Paul is an Associate Professor of Law at the University of Colorado Law School who writes in the areas of information privacy, computer crime law, intellectual property, and criminal procedure. Professor Ohm is leading efforts to build new interdisciplinary bridges between law and computer science. Prior to joining the University of Colorado, worked for the U.S. Department of Justice’s Computer Crime and Intellectual Property Section as an Honors Program trail attorney. He holds a JD from UCLA School of Law, as well as a BS in Computer Science and a BA in Electrical Engineering from Yale University.

Jessica Staddon

Jessica is a research scientist at Google working on privacy. Before coming to Google she was an area manager at PARC and a research scientist at Bell Labs and RSA Labs. She holds a PhD in Mathematics and Computer Science and a BA in Applied math, both from University of California, Berkely.

Thomas Lento

Thomas has a social science background and extensive experience with social network analysis, large scale distributed data processing and statistical modeling. He has published research on diffusion of information, communication patterns, and social influence in Facebook, Wikipedia, and other social media systems. As part of his work at Facebook, he builds models of user behavior in order to understand how users engage with the product and he applies the insights gained from his research to guide and evaluate product decisions.

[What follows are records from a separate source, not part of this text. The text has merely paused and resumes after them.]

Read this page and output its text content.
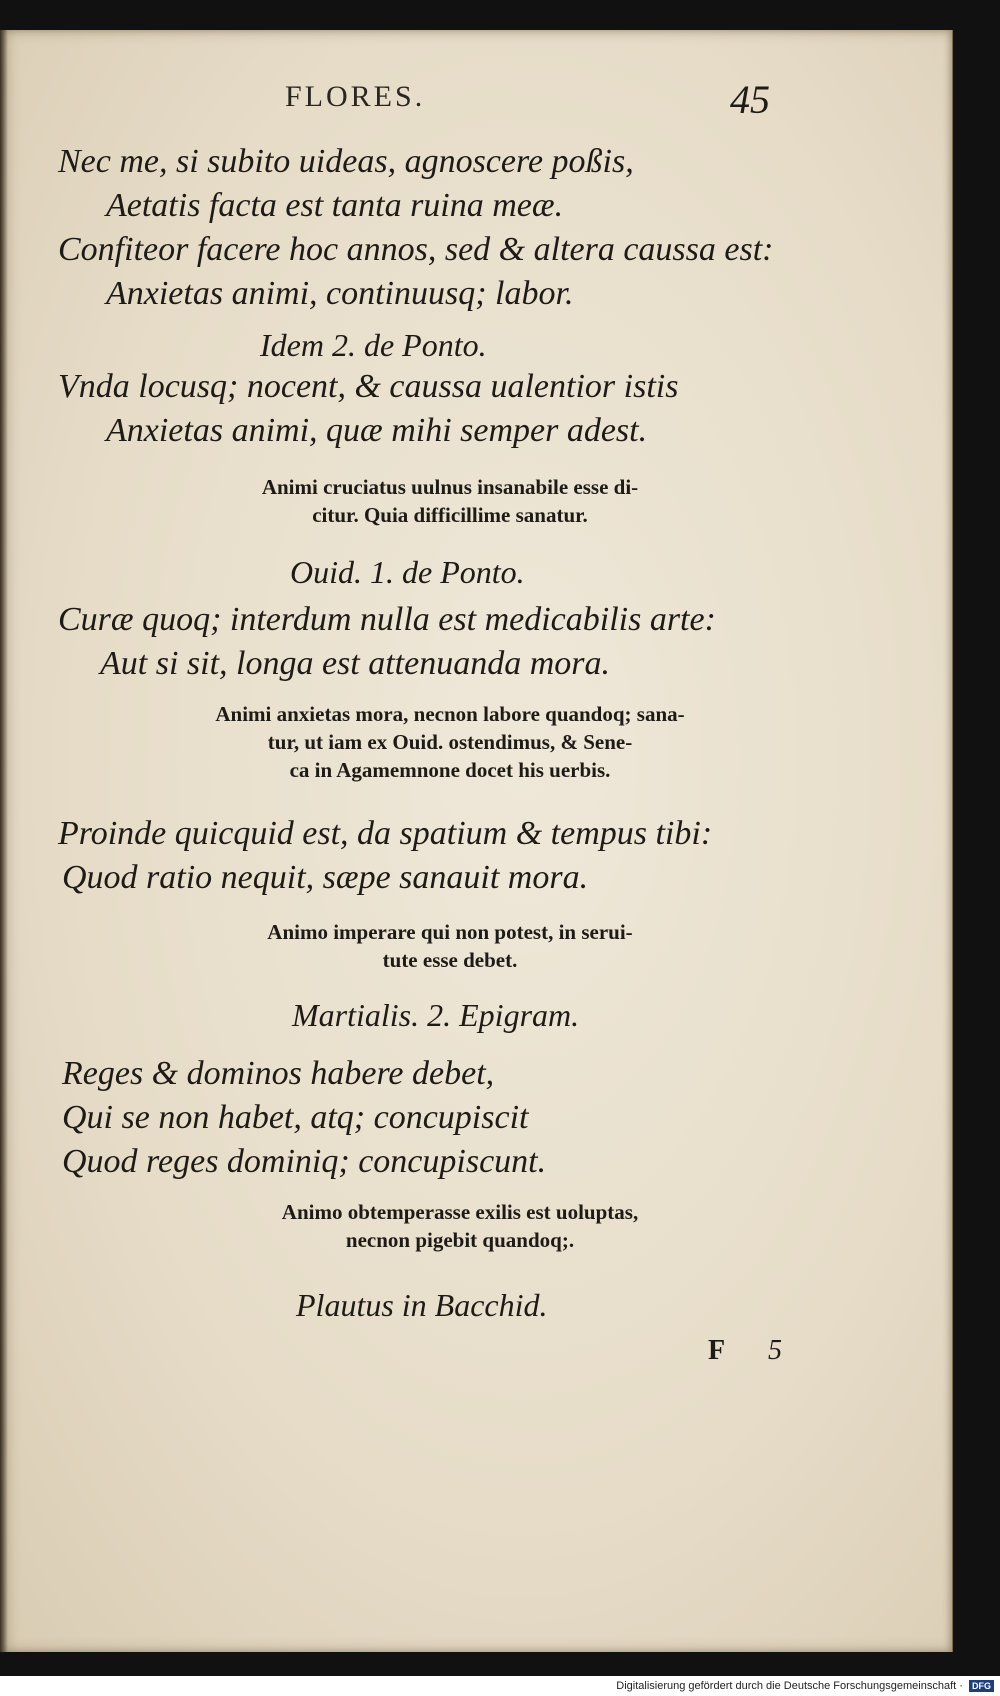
FLORES.	45
Nec me, si subito uideas, agnoscere poßis,
Aetatis facta est tanta ruina meæ.
Confiteor facere hoc annos, sed & altera caussa est:
Anxietas animi, continuusq; labor.
Idem 2. de Ponto.
Vnda locusq; nocent, & caussa ualentior istis
Anxietas animi, quæ mihi semper adest.
Animi cruciatus uulnus insanabile esse di-
citur. Quia difficillime sanatur.
Ouid. 1. de Ponto.
Curæ quoq; interdum nulla est medicabilis arte:
Aut si sit, longa est attenuanda mora.
Animi anxietas mora, necnon labore quandoq; sana-
tur, ut iam ex Ouid. ostendimus, & Sene-
ca in Agamemnone docet his uerbis.
Proinde quicquid est, da spatium & tempus tibi:
Quod ratio nequit, sæpe sanauit mora.
Animo imperare qui non potest, in serui-
tute esse debet.
Martialis. 2. Epigram.
Reges & dominos habere debet,
Qui se non habet, atq; concupiscit
Quod reges dominiq; concupiscunt.
Animo obtemperasse exilis est uoluptas,
necnon pigebit quandoq;.
Plautus in Bacchid.
F 5
Digitalisierung gefördert durch die Deutsche Forschungsgemeinschaft · DFG
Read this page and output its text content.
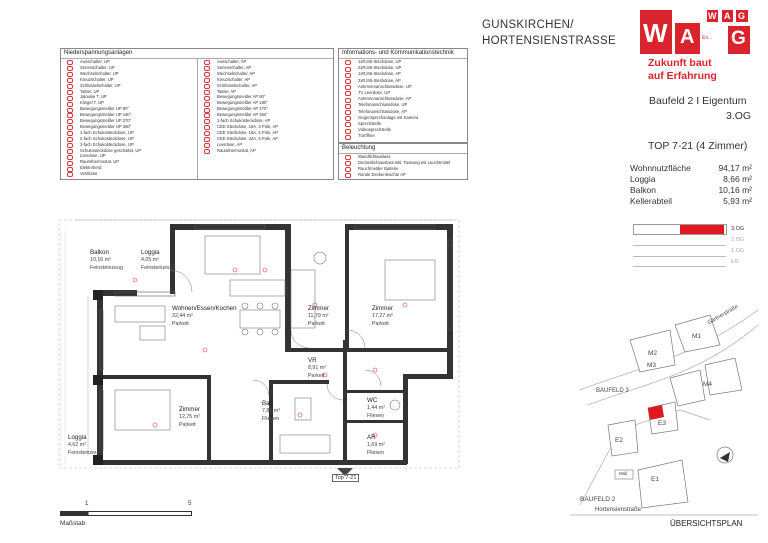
Niederspannungsanlagen
Ausschalter, UP
Serienschalter, UP
Wechselschalter, UP
Kreuzschalter, UP
Schlüsselschalter, UP
Taster, UP
Jalousie T, UP
Klingel T, UP
Bewegungsmelder UP 90°
Bewegungsmelder UP 180°
Bewegungsmelder UP 270°
Bewegungsmelder UP 360°
1-fach Schukosteckdose, UP
2-fach Schukosteckdose, UP
3-fach Schukosteckdose, UP
Schukosteckdose geschaltet, UP
Leerdose, UP
Raumthermostat, UP
Elektroherd
Ventilator
Ausschalter, AP
Serienschalter, AP
Wechselschalter, AP
Kreuzschalter, AP
Schlüsselschalter, AP
Taster, AP
Bewegungsmelder AP 90°
Bewegungsmelder AP 180°
Bewegungsmelder AP 270°
Bewegungsmelder AP 360°
1-fach Schukosteckdose, AP
CEE Steckdose, 16A, 3 Pole, AP
CEE Steckdose, 16A, 5 Pole, AP
CEE Steckdose, 32A, 5 Pole, AP
Leerdose, AP
Raumthermostat, AP
Informations- und Kommunikationstechnik
1xRJ45-Steckdose, UP
2xRJ45-Steckdose, UP
1xRJ45-Steckdose, AP
2xRJ45-Steckdose, AP
Antennenanschlussdose, UP
TV Leerdose, UP
Antennenanschlussdose, AP
Telefonanschlussdose, UP
Telefonanschlussdose, AP
Gegensprechanlage mit Kamera
Sprechstelle
Videosprechstelle
Türöffner
Beleuchtung
Wandlichtauslass
Deckenlichtauslass inkl. Fassung mit Leuchtmittel
Rauchmelder Batterie
Runde Deckenleuchte AP
GUNSKIRCHEN/
HORTENSIENSTRASSE W A G
W A G
En...              ...e.
Zukunft baut
auf Erfahrung
Baufeld 2 I Eigentum
3.OG
TOP 7-21 (4 Zimmer)
Wohnnutzfläche	94,17 m²
Loggia	8,66 m²
Balkon	10,16 m²
Kellerabteil	5,93 m²
3.OG
2.OG
1.OG
EG
Balkon
10,16 m²
Feinsteinzeug
Loggia
4,05 m²
Feinsteinzeug
Wohnen/Essen/Kochen
32,44 m²
Parkett
Zimmer
11,79 m²
Parkett
Zimmer
17,27 m²
Parkett
VR
8,91 m²
Parkett
Zimmer
12,75 m²
Parkett
Bad
7,89 m²
Fliesen
WC
1,44 m²
Fliesen
AR
1,69 m²
Fliesen
Loggia
4,62 m²
Feinsteinzeug
Top 7-21
1	5
Maßstab
Gärtnerstraße
BAUFELD 3
M1
M2
M3
M4
E1
E2
E3
Müll
BAUFELD 2
Hortensienstraße
ÜBERSICHTSPLAN
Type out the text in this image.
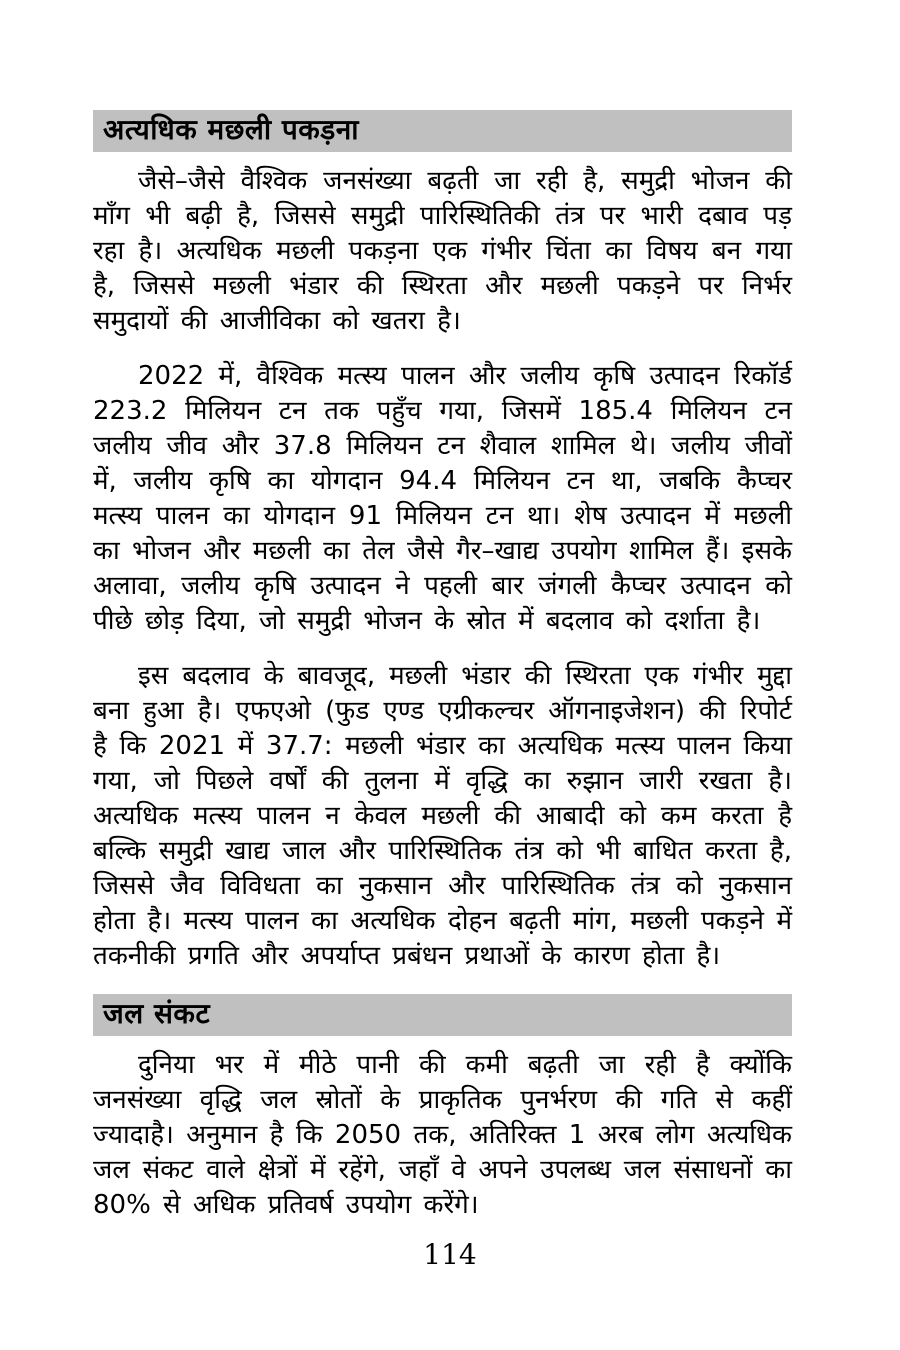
अत्यधिक मछली पकड़ना

जैसे–जैसे वैश्विक जनसंख्या बढ़ती जा रही है, समुद्री भोजन की माँग भी बढ़ी है, जिससे समुद्री पारिस्थितिकी तंत्र पर भारी दबाव पड़ रहा है। अत्यधिक मछली पकड़ना एक गंभीर चिंता का विषय बन गया है, जिससे मछली भंडार की स्थिरता और मछली पकड़ने पर निर्भर समुदायों की आजीविका को खतरा है।

2022 में, वैश्विक मत्स्य पालन और जलीय कृषि उत्पादन रिकॉर्ड 223.2 मिलियन टन तक पहुँच गया, जिसमें 185.4 मिलियन टन जलीय जीव और 37.8 मिलियन टन शैवाल शामिल थे। जलीय जीवों में, जलीय कृषि का योगदान 94.4 मिलियन टन था, जबकि कैप्चर मत्स्य पालन का योगदान 91 मिलियन टन था। शेष उत्पादन में मछली का भोजन और मछली का तेल जैसे गैर–खाद्य उपयोग शामिल हैं। इसके अलावा, जलीय कृषि उत्पादन ने पहली बार जंगली कैप्चर उत्पादन को पीछे छोड़ दिया, जो समुद्री भोजन के स्रोत में बदलाव को दर्शाता है।

इस बदलाव के बावजूद, मछली भंडार की स्थिरता एक गंभीर मुद्दा बना हुआ है। एफएओ (फुड एण्ड एग्रीकल्चर ऑगनाइजेशन) की रिपोर्ट है कि 2021 में 37.7: मछली भंडार का अत्यधिक मत्स्य पालन किया गया, जो पिछले वर्षों की तुलना में वृद्धि का रुझान जारी रखता है। अत्यधिक मत्स्य पालन न केवल मछली की आबादी को कम करता है बल्कि समुद्री खाद्य जाल और पारिस्थितिक तंत्र को भी बाधित करता है, जिससे जैव विविधता का नुकसान और पारिस्थितिक तंत्र को नुकसान होता है। मत्स्य पालन का अत्यधिक दोहन बढ़ती मांग, मछली पकड़ने में तकनीकी प्रगति और अपर्याप्त प्रबंधन प्रथाओं के कारण होता है।

जल संकट

दुनिया भर में मीठे पानी की कमी बढ़ती जा रही है क्योंकि जनसंख्या वृद्धि जल स्रोतों के प्राकृतिक पुनर्भरण की गति से कहीं ज्यादाहै। अनुमान है कि 2050 तक, अतिरिक्त 1 अरब लोग अत्यधिक जल संकट वाले क्षेत्रों में रहेंगे, जहाँ वे अपने उपलब्ध जल संसाधनों का 80% से अधिक प्रतिवर्ष उपयोग करेंगे।

114
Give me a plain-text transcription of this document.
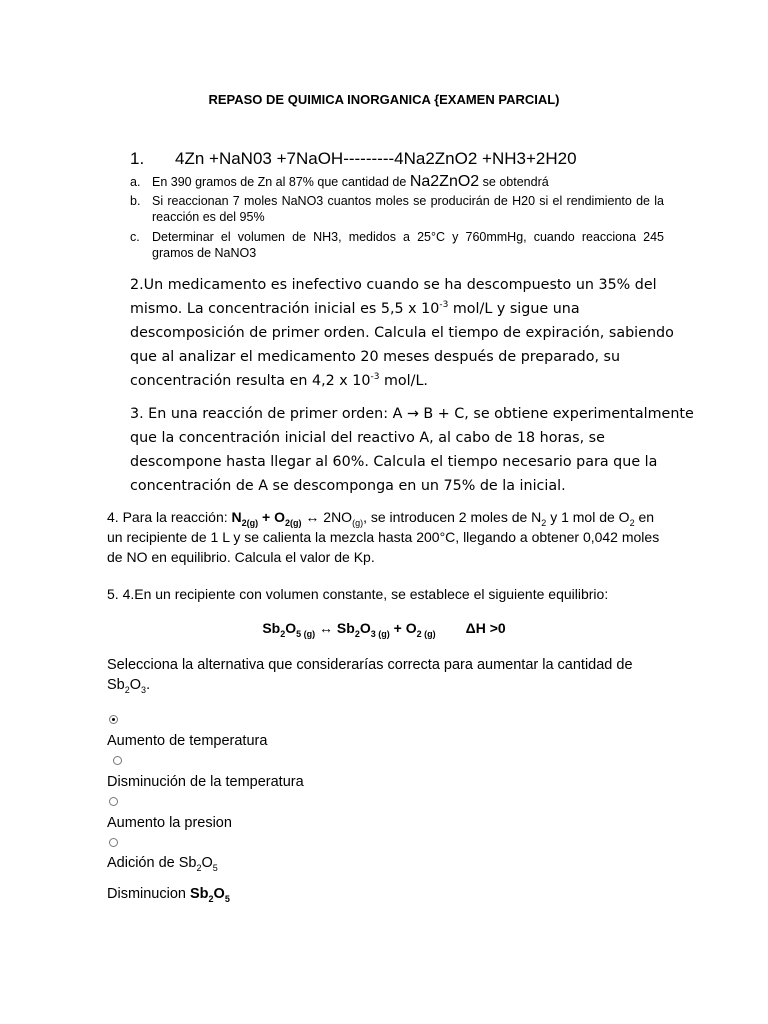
REPASO DE QUIMICA INORGANICA {EXAMEN PARCIAL)
1. 4Zn +NaN03 +7NaOH---------4Na2ZnO2 +NH3+2H20
a. En 390 gramos de Zn al 87% que cantidad de Na2ZnO2 se obtendrá
b. Si reaccionan 7 moles NaNO3 cuantos moles se producirán de H20 si el rendimiento de la reacción es del 95%
c. Determinar el volumen de NH3, medidos a 25°C y 760mmHg, cuando reacciona 245 gramos de NaNO3
2.Un medicamento es inefectivo cuando se ha descompuesto un 35% del mismo. La concentración inicial es 5,5 x $10^{-3}$ mol/L y sigue una descomposición de primer orden. Calcula el tiempo de expiración, sabiendo que al analizar el medicamento 20 meses después de preparado, su concentración resulta en 4,2 x $10^{-3}$ mol/L.
3. En una reacción de primer orden: A → B + C, se obtiene experimentalmente que la concentración inicial del reactivo A, al cabo de 18 horas, se descompone hasta llegar al 60%. Calcula el tiempo necesario para que la concentración de A se descomponga en un 75% de la inicial.
4. Para la reacción: $N_{2(g)} + O_{2(g)}$ ↔ $2NO_{(g)}$, se introducen 2 moles de $N_2$ y 1 mol de $O_2$ en un recipiente de 1 L y se calienta la mezcla hasta 200°C, llegando a obtener 0,042 moles de NO en equilibrio. Calcula el valor de Kp.
5. 4.En un recipiente con volumen constante, se establece el siguiente equilibrio:
$Sb_2O_5$ $_{(g)}$ ↔ $Sb_2O_3$ $_{(g)} + O_2$ $_{(g)}$ ΔH >0
Selecciona la alternativa que considerarías correcta para aumentar la cantidad de $Sb_2O_3$.
Aumento de temperatura
Disminución de la temperatura
Aumento la presion
Adición de $Sb_2O_5$
Disminucion $Sb_2O_5$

He holds a bachelor’s degree from Cornell.

Arvind Narayanan

Arvind is a post-doctoral researcher at Stanford University who completed his PhD at the University of Texas at Austin. His research is on the privacy and anonymity issues involved in publishing large-scale datasets about people.

Daniel Martin Katz

Daniel is a PhD candidate in Political Science and Public Policy at the University of Michigan, obtained his JD from the University of Michigan Law School and an MPP from the Gerald R. Ford School of Public Policy. His research interests include network analysis and law, the complexity of the law as well as analysis of various constitutional, statutory and administrative law making processes.